Thursday night, September 17th, the Washburn County board of Supervisors voted unanimously to adopt the most protective shoreland zoning ordinance in Northern Wisconsin. Ushering in a lake classification system to prioritize the level of protection given, increased set-backs, lot sizes, bigger buffer zones, tougher prohibitions on clearing sensitive lake-shore habitat and specific language to plug the loop-holes that allow homeowners to keep on expanding buildings too close to the water, this surprising 18-0 vote is the culmination of more than two years' work.
At our Thursday night County Board meeting, even the opposition was meek, suggesting that they really weren't saying the lakes didn't need protection. Oddest of all, supervisors were getting about as many letters in support of the more protective ordinance as opposed to it. At the meeting though the sobering news came from Randy Champeau of UW-Stevens Point. He said that because of all the cabins and everything else that our careless presense brings, many of our most developed lakes had in the last 20 years jumped from adolescense to old-age.
After the surprising vote, board chair Hugh Smith turned in my direction,
smiled and said; "Shows what can happen if you do things right,"

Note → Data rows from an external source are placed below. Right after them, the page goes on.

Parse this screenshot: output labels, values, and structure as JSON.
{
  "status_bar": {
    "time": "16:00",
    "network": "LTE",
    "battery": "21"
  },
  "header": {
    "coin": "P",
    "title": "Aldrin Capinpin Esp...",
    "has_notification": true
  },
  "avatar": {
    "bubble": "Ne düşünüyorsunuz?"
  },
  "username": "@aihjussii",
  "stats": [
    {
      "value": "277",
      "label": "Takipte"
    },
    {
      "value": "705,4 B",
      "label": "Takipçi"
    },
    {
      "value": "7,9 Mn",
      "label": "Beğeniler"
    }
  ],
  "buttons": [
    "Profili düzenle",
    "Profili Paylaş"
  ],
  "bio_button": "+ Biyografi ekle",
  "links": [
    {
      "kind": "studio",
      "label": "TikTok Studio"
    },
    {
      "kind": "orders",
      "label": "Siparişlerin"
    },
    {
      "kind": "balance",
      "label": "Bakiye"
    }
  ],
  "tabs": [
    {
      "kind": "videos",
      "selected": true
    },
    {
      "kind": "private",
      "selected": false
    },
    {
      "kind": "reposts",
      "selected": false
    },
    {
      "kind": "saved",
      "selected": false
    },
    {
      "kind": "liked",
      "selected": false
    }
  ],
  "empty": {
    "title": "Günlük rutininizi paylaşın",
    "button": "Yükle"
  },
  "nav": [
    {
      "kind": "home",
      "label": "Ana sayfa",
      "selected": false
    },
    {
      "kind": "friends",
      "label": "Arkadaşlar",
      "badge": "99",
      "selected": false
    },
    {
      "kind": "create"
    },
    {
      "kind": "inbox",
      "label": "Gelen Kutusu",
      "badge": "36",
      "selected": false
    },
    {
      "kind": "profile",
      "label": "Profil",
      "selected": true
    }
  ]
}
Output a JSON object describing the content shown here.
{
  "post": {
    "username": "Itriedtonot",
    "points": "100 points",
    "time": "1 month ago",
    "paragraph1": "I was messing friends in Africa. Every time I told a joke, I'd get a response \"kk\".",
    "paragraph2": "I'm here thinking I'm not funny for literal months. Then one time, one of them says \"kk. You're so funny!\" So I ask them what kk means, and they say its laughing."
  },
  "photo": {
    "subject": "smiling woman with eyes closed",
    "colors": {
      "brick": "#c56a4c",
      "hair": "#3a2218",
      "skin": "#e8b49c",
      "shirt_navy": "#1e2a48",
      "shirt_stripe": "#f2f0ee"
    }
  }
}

sharing his pride in the knowledge that the study, the hearings, and the
hours of listening to constituents rant about property rights had paid
off in not just a consensus, but a mandate to pass on to our grand children
something of this northern magic of clear water, loon-songs, those moment
when nature seems to be speaking to just you alone, a magic which we see
so speedily slipping away.
Bob Olsgard is a Washburn County Board supervisor and the new Northwest Wisconsin hub coordinator for the Wisconsin Stewardship Network.